NEW YORK -- General Motors Corp.'s in-house money manager has developed an unusual global tactical asset allocation program for part of the company's $70 billion defined benefit plan.
General Motors Investment Management Corp. so far has allocated $1.5 billion to global TAA. GMIMCo's investment strategy and asset allocation group, which manages the program, has:
* Hired four firms to manage global TAA portfolios and created a fifth to be managed in-house. Each portfolio was funded at $200 million, for a total allotment of $1 billion. Outside managers hired were: First Quadrant, Pasadena, Calif.; Goldman, Sachs & Co. Asset Management Division, New York; Mellon Capital Management, San Francisco; and Morgan Stanley Asset Management Inc., New York. Portfolio manager Paul Platkin handles the in-house fund.
* Added another $500 million global TAA portfolio that is managed collectively by the five managers.
* Begun to examine how much of this process can be more broadly applied.
"We're trying to see if there are ways we can leverage results of the program to benefit the entire $70 billion defined benefit fund," said R. Charles Tschampion, managing director of investment strategy and asset allocation group.
This third phase could be the most challenging, Mr. Tschampion acknowledged, since the fund invests in a number of asset classes less liquid than marketable stocks and bonds.
Nonetheless, expansion of the program carries interesting prospects. "To the extent that we get the process right, over time we will get value-added return," he said.
The company is exploring whether it's possible to make TAA decisions for the entire $70 billion fund, he said.
Already, global TAA has produced a "satisfying" outperformance above its designated benchmarks, Mr. Tschampion said. He would not specify results.
Compensation for the global TAA managers is based on their performance. The managers invest in the securities of developed markets around the world. Besides listed stocks and bonds, they can use futures contracts, a basket of country funds and forward contracts in the currency market. But they cannot take short positions in markets, and their allocations cannot stray far from those of designated benchmarks.
Their benchmark is 60% of the Morgan Stanley Capital International World index for equities and 40% of the Salomon Brothers Global Bond index for bonds.
Still, there are restrictions.

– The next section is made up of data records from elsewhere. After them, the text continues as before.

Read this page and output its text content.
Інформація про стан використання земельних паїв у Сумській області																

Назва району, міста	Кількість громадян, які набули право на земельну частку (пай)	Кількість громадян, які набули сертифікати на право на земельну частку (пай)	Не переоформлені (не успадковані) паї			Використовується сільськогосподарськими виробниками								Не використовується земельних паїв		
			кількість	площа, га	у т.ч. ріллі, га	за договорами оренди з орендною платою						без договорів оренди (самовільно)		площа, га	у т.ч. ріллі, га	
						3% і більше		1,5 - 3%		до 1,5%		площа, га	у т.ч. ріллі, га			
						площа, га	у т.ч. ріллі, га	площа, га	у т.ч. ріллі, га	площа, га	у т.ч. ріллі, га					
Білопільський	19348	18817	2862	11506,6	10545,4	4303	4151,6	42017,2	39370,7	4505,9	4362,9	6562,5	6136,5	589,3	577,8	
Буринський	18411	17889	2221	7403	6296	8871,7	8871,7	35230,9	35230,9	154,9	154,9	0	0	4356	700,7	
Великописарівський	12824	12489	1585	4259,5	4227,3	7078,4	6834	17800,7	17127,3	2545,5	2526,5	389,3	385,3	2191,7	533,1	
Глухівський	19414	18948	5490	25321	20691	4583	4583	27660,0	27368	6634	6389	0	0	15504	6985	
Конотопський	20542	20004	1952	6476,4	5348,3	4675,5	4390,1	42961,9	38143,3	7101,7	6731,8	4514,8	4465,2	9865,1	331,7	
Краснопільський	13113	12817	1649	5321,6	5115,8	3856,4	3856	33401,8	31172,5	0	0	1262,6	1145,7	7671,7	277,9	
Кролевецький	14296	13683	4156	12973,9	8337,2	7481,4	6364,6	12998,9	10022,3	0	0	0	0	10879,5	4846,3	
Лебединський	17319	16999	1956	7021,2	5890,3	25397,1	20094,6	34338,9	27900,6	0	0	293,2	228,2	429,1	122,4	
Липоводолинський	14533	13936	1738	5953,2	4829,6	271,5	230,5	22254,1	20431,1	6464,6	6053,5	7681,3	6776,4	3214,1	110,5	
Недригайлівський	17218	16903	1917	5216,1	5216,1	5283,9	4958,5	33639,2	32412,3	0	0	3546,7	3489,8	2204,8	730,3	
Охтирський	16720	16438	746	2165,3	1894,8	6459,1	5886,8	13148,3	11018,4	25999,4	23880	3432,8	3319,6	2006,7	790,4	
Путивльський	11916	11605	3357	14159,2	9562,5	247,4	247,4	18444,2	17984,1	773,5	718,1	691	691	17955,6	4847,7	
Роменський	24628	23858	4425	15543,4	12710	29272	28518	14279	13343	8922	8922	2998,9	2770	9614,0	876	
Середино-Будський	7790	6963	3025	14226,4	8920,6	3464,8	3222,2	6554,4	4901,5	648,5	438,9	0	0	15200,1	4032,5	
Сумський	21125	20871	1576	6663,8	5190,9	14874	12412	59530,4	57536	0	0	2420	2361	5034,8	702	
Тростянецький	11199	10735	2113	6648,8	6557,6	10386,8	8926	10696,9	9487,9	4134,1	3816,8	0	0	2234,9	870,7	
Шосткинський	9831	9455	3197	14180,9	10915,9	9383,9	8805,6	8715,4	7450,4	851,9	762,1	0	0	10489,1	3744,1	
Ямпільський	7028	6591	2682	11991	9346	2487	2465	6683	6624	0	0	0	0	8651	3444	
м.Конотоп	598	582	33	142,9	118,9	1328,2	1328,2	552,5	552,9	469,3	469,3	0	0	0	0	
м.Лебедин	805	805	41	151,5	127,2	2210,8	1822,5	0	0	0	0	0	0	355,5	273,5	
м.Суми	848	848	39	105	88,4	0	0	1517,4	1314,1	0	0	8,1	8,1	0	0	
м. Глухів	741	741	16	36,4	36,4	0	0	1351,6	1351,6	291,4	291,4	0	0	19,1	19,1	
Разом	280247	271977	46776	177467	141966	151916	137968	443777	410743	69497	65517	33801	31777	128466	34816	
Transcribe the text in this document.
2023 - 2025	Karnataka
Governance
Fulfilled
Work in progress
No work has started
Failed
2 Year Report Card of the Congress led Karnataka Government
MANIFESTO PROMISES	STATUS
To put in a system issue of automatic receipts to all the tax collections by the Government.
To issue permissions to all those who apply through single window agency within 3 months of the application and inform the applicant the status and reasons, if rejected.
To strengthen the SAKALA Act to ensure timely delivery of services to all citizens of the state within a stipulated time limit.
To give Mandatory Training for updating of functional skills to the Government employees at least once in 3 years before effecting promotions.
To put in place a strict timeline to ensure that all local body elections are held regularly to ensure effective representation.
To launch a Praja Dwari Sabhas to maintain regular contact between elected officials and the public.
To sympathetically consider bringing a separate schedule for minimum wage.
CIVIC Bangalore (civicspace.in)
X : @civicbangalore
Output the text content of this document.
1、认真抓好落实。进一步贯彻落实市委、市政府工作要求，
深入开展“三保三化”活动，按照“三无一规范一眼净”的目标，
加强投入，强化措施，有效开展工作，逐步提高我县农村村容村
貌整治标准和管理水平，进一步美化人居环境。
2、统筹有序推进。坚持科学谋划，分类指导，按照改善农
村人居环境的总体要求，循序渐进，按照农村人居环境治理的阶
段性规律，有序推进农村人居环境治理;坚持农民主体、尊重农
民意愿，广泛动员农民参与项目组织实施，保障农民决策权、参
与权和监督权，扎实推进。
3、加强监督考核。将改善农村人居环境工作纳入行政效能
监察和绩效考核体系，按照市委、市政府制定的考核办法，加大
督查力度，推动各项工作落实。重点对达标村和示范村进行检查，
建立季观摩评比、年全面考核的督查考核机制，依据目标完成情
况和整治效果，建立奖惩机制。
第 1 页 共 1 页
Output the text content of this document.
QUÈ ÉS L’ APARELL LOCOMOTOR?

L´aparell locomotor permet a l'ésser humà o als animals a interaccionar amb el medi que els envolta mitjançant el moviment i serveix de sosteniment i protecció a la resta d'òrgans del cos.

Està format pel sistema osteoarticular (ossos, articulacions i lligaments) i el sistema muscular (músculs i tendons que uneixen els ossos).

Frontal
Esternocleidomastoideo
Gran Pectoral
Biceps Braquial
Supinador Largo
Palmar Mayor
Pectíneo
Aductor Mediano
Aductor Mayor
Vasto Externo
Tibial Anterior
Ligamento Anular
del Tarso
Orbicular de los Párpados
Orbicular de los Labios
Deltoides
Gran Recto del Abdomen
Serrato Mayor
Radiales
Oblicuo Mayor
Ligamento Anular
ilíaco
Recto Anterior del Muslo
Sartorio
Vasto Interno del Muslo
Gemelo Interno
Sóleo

For exposure to larger developed markets, for example, weightings cannot be more than 10 percentage points different from their benchmark exposure, and for smaller markets, no more than five percentage points different.
The process is "totally top-down," and the goal is to add value by "overweighting the markets that outperform and underweighting" the laggards, Mr. Tschampion said. He would not say how the portfolios are invested.
For the $500 million group portfolio, the strategy starts with a proprietary in-house process that combines views of the individual managers into what Mr. Tschampion calls "a starting point for investment." Then, in quarterly meetings, the five managers further discuss and refine the portfolio's strategy.
Mr. Tschampion acknowledges the use of global TAA by big corporate pension funds is not new. In 1995, GTE Investment Management, Stamford, Conn. -- manager of GTE Corp.'s pension plan -- created a much-talked-about variation it called a strategic partnership program, giving four money managers at least $1 billion to invest, using strategies customized for GTE.
But, Mr. Tschampion said, GMIMCo's approach is different. For instance, "We're only involving 3% to 4% of the fund's assets, whereas I understand GTE's program incorporated one-third of assets."
For GM, the global TAA program is intended to contribute to the overall strategy of lowering risk and costs, while providing more consistently positive returns, and to a more disciplined approach overall. Instead of looking for occasional home runs, the fund is seeking reliable, predictable singles and doubles from all its managers -- preferably with the best hits coming at different times, to smooth overall returns.
So far, GM is getting its wish. According to Mr. Tschampion, the global TAA specialists have "generated returns in different patterns at different times. However, that hasn't meant one manager's strategy has been consistently different from another."
"We had an idea for an amalgamation of external and internal management. It was an idea that Allen Reed (GMIMCo's president), myself and people on our team brought to a reality."
Mr. Tschampion also noted reducing GM's stable of managers was not one of the goals. "But there should be a reason for which each is employed," he said.